Schweigende Worte



Eine Kritik zu Desperté con un sueño

11:00 Uhr in der Urania: Das Kino ist gut gefüllt mit Kindern und Erwachsenen, die im Laufe des Filmes lachen, klatschen, berührt und von der Stille erfüllt sein werden. Genau diese Stille spielt eine zentrale Rolle in “Desperté con un sueño”, mit der versucht wird zu vermittelt, dass man manchmal auch mehr ohne Worte sagen kann.
© Marcelo laccarino

Felipe ist auf dem Nachhauseweg vom Schauspiel-Workshop, an dem er zusammen mit seinen Freunden teilnimmt, als er sich neben einer Pfütze hinhockt und Schlamm in seine Hände nimmt, um diesen auf seine nicht benutzten Fußballsachen zu schmieren. Das wiederholt er jedes Mal, da er seiner Mutter Mara seine Begeisterung für das Schauspielern verschweigt. Wie gefesselt vom Theater schreibt Felipe nachts seine eigenen Stücke. Er träumt von einem begeisterten Publikum, darunter seine Mutter, seine Oma und sein verstorbener Vater, das ihm aufmerksam auf der Bühne zuschauen.
Felipes Auffassung von der realen Welt und der träumenden Bühne, von Lügen und verheimlichten Wahrheiten und von schweigenden Worten verschwimmen im Laufe des Films immer mehr. Desperté con un sueño handelt vom Erwachsenwerden, eigene Entscheidungen treffen, vom Drang nach Antworten, aber auch von Verlust und Zusammenhalt.

Der Regisseur Pablo Solarz ist selbst auch im Film als Theaterlehrer zu finden, wo er die Theatergruppe, in der Felipe Teil ist, leitet. Das tut er auch in Wirklichkeit, er koordiniert Drehbuchworkshops und genau dort ist dieser Film auch entstanden. Der 12-jährige Lucas Ferro (spielt Felipe Zavala) wollte am Sommer-Workshop teilnehmen, obwohl der Rest der Teilnehmer 40+ war. Pablo Solarz meinte, er solle einen Freund in seinem Alter mitnehmen, dann dürften sie teilnehmen. So lernten sich die beiden kennen. Der spätere Film entstand auf Basis einer Idee von Lucas, die er in dem Drehbuch-Workshop schrieb.
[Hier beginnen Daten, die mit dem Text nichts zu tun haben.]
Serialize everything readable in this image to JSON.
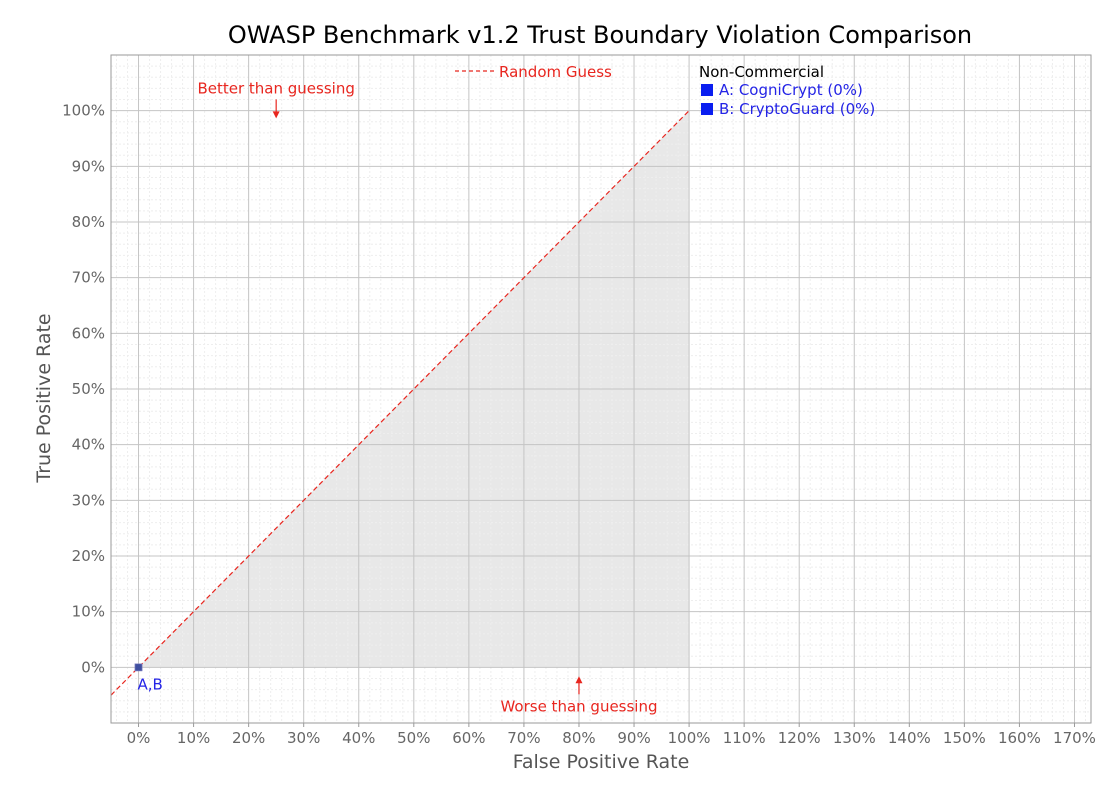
{
  "chart_data": {
    "type": "scatter",
    "title": "OWASP Benchmark v1.2 Trust Boundary Violation Comparison",
    "xlabel": "False Positive Rate",
    "ylabel": "True Positive Rate",
    "xlim": [
      -5,
      173
    ],
    "ylim": [
      -10,
      110
    ],
    "x_ticks": [
      "0%",
      "10%",
      "20%",
      "30%",
      "40%",
      "50%",
      "60%",
      "70%",
      "80%",
      "90%",
      "100%",
      "110%",
      "120%",
      "130%",
      "140%",
      "150%",
      "160%",
      "170%"
    ],
    "y_ticks": [
      "0%",
      "10%",
      "20%",
      "30%",
      "40%",
      "50%",
      "60%",
      "70%",
      "80%",
      "90%",
      "100%"
    ],
    "grid": true,
    "series": [
      {
        "name": "A: CogniCrypt (0%)",
        "x": [
          0
        ],
        "y": [
          0
        ],
        "color": "#3f4fa0"
      },
      {
        "name": "B: CryptoGuard (0%)",
        "x": [
          0
        ],
        "y": [
          0
        ],
        "color": "#3f4fa0"
      }
    ],
    "point_label": "A,B",
    "reference_line": {
      "label": "Random Guess",
      "from": [
        -5,
        -5
      ],
      "to": [
        100,
        100
      ],
      "color": "#e8261f",
      "style": "dashed"
    },
    "annotations": {
      "better": {
        "text": "Better than guessing",
        "x": 25,
        "y": 104
      },
      "worse": {
        "text": "Worse than guessing",
        "x": 80,
        "y": -7
      }
    },
    "legend": {
      "placement": "top-right",
      "group_title": "Non-Commercial",
      "entries": [
        "A: CogniCrypt (0%)",
        "B: CryptoGuard (0%)"
      ],
      "marker_color": "#0a1ef0"
    },
    "colors": {
      "shaded_region": "#e8e8e8",
      "grid": "#c4c4c4",
      "minor_grid": "#eeeeee",
      "reference": "#e8261f"
    }
  }
}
Dieser Hintergrund schafft einen besseren Bezug zur Realität und man kann sich vorstellen, dass die Personen aus der Theatergruppe auch so hinter der Kamera zusammen sind.
Die Zuschauer*innen werden behutsam durch den Film geleitet, jedoch am Ende mit einigen Fragen hinterlassen. Ich hätte mir gewünscht, dass es einen mehr abgerundeten Schluss gegeben hätte, da die Geschichte doch relativ schnell zu Ende gebracht wurde und somit die so durchgeführte Stimmung unterbrochen wurde.
Wie Lucas Ferro im Publikumsgespräch verrät, hatte er vorher keine schauspielerische Erfahrung und es war schwierig für ihn, die Stille darzustellen, da er eher extrovertiert ist. Meiner Meinung nach hat er dies aber wirklich überzeugend hinbekommen. Man hatte das Gefühl, dass man verstehen konnte, was in seinem Kopf vorgeht, obwohl er nicht viel gesagt hat.
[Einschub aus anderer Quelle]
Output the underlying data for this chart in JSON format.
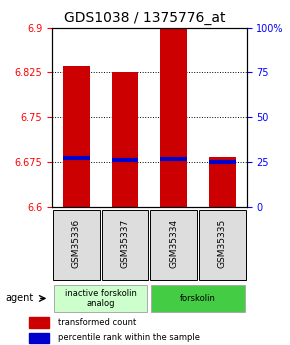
{
  "title": "GDS1038 / 1375776_at",
  "samples": [
    "GSM35336",
    "GSM35337",
    "GSM35334",
    "GSM35335"
  ],
  "bar_values": [
    6.835,
    6.825,
    6.9,
    6.683
  ],
  "percentile_values": [
    6.682,
    6.678,
    6.681,
    6.676
  ],
  "ylim": [
    6.6,
    6.9
  ],
  "yticks_left": [
    6.6,
    6.675,
    6.75,
    6.825,
    6.9
  ],
  "yticks_right": [
    0,
    25,
    50,
    75,
    100
  ],
  "bar_color": "#cc0000",
  "percentile_color": "#0000cc",
  "bar_bottom": 6.6,
  "grid_values": [
    6.675,
    6.75,
    6.825
  ],
  "groups": [
    {
      "label": "inactive forskolin\nanalog",
      "start": 0,
      "end": 2,
      "color": "#ccffcc"
    },
    {
      "label": "forskolin",
      "start": 2,
      "end": 4,
      "color": "#44cc44"
    }
  ],
  "agent_label": "agent",
  "legend_red": "transformed count",
  "legend_blue": "percentile rank within the sample",
  "title_fontsize": 10,
  "tick_fontsize": 7,
  "sample_fontsize": 6.5
}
Die für mich bedeutendste und auch berührendste Szene, war die, in der Felipe die Mutter seines verstorbenen Vaters, die er mehrere Jahre nicht gesehen hat, in Montevideo, Uruguays Hauptstadt, besucht. Als sie am Tisch sitzen, kann seine Oma nicht eine Sekunde schweigen, sie versucht jede erdenkliche Stille mit Worten zu füllen. Felipe versucht sie zu stoppen und versucht eine Theaterübung mit ihr zu machen: Sie soll schweigen und dann einfach das Wort sagen, was herauskommt...

“Esperando, ... siempre, …. puerta, … regreso”
“Warten, … immer, … Tür, … Rückkehr”


Am Ende der Übung hat sie Tränen in den Augen. Das Schweigen zwischen den Worten wird in die Länge gezogen und erzeugt so eine spannende Intensität. Das gesamte Publikum ist gespannt still.

Mit Nahaufnahmen von Felipe, wie er durch einen kleinen Ort in Uruguay mit dem Fahrrad fährt und stimmungsvoller spanischer Musik, die von seinen Kopfhörern in den Kinosaal dringt, erzählt Despuerté con un sueño eine wohltuende Geschichte mit Seriosität, aber auch viel Humor, die einem gute Laune macht und einen Besuch im Kino Wert ist.